My report would be incomplete if I didn’t mention a bizarre episode that marred the event.
Marshall was only 5 minutes into her prepared statement when a young man holding a cell phone, apparently using it as a recorder, waded to toward the front of the crowd and began yelling questions at her.
“Do you regret being endorsed by candidates and elected officials who support de-funding the police,” he shouted, followed instantly with “Are you going to raise our taxes?”
Marshall stopped and tried to be heard above his interruptions, saying she would answer questions when she was finished. But the young man, wearing a white t-shirt and blue jeans, yelled over her voice, repeating his question about de-funding the police and then, without pause, asking why she didn’t want to answer his questions.
In short, it became quite a scene.
“Your behavior is extremely disrespectful to the people standing with me,” Marshall protested. “I would ask that you just take a step to the back.”

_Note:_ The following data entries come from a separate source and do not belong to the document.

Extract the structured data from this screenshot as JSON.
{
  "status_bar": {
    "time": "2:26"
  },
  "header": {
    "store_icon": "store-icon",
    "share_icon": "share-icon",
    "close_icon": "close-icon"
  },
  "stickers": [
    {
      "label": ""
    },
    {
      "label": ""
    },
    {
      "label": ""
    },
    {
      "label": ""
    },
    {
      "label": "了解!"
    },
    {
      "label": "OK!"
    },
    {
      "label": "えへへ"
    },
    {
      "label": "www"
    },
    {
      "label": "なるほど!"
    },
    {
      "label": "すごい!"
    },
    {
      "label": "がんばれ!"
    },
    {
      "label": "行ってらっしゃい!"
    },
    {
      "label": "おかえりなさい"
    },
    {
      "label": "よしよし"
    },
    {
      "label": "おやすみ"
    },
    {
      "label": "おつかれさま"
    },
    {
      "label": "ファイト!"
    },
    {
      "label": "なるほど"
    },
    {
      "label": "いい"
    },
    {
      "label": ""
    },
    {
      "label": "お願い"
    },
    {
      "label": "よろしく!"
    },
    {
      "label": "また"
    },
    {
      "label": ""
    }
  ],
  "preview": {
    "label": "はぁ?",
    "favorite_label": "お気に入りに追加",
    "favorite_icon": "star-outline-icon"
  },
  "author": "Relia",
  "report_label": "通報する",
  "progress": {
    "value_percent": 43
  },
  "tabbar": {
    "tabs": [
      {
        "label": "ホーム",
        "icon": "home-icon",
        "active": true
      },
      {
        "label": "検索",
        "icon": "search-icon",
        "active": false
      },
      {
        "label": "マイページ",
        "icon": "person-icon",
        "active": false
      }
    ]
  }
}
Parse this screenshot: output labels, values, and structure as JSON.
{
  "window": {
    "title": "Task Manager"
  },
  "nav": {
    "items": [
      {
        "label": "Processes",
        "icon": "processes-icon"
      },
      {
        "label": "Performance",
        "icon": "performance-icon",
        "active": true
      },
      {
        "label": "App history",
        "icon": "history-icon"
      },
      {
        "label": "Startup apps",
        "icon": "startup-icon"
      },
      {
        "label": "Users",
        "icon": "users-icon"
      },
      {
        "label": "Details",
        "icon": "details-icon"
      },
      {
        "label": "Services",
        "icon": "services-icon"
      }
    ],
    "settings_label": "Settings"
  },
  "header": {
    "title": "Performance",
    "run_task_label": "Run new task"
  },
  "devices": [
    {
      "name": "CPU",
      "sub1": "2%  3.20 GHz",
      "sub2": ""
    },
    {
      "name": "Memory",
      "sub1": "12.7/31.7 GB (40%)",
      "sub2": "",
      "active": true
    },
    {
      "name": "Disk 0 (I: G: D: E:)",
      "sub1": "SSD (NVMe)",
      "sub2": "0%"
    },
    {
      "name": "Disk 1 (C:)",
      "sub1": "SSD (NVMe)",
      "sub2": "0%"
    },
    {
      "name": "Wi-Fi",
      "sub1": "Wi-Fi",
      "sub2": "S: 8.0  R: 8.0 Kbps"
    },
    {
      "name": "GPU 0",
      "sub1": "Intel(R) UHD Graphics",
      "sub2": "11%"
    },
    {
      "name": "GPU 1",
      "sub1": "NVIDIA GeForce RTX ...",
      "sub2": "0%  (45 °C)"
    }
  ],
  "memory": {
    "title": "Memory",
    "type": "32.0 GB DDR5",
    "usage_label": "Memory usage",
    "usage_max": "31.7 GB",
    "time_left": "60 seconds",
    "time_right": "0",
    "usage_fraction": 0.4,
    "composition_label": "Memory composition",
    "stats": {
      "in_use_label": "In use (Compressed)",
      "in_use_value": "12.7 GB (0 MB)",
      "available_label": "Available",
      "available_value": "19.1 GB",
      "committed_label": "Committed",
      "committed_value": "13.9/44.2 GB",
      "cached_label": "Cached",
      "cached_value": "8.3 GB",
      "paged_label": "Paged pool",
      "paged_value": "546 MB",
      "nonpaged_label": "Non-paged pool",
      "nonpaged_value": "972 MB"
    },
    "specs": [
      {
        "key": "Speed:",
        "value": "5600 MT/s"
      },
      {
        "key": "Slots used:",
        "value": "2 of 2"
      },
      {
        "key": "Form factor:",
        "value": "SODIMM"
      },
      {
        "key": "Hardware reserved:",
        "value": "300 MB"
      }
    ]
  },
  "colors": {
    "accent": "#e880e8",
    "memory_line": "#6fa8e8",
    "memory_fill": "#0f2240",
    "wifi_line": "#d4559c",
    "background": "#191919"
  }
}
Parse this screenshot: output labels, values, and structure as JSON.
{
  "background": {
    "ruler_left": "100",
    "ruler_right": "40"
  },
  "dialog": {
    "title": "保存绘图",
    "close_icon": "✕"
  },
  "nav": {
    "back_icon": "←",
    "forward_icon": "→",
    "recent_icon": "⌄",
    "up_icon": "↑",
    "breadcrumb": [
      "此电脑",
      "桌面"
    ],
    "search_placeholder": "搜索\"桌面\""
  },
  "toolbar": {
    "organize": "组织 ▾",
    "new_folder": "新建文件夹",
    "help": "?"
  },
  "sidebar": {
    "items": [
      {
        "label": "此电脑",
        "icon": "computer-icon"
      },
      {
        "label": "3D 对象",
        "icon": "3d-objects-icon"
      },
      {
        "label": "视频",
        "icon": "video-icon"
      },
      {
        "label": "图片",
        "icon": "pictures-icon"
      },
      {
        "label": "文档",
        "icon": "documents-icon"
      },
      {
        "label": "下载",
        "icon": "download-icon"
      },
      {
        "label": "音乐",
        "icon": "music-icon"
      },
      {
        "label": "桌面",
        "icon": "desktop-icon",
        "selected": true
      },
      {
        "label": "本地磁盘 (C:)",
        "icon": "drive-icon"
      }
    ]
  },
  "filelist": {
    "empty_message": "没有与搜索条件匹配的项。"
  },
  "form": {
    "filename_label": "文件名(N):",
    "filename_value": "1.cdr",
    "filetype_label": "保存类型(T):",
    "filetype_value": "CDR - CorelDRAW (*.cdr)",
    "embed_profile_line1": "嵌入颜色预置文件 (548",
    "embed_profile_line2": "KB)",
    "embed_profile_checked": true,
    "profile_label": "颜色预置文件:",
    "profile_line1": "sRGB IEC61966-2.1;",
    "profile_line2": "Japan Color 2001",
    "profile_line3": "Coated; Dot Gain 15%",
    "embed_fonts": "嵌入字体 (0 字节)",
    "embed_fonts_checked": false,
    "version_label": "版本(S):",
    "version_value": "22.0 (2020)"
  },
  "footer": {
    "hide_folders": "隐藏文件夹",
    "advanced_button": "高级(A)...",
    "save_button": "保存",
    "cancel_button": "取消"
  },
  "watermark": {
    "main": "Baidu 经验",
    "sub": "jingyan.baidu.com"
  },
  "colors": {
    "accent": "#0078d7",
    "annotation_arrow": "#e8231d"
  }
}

He did not. A crowd of Marshall’s supporters, some irate, and some trying to reason with the him, surrounded the shouter, one physically ramming him with his chest before others intervened to try prevent a brawl. A brawl was averted but it took a second ring of Marshall supporters—about as large as the ring that had her back—to try to protect her voice as she continued to try to speak. They stood tightly together as a human wall and slid side-to-side like basketball players in a zone defense, all the while forcing the young man further from the candidate. It became a scrum with the young man yelling questions and demanding not to be touched. It went on for at least ten minutes before a security guard arrived to restore order.
The young man was still interacting with members of the crowd as I was leaving so I went over to him and asked whether he was a journalist. He said he didn’t have to answer my question. I asked his name. He asked mine.
“Tim Connor,” I told. “What’s yours?”
He said he didn’t have to answer that either.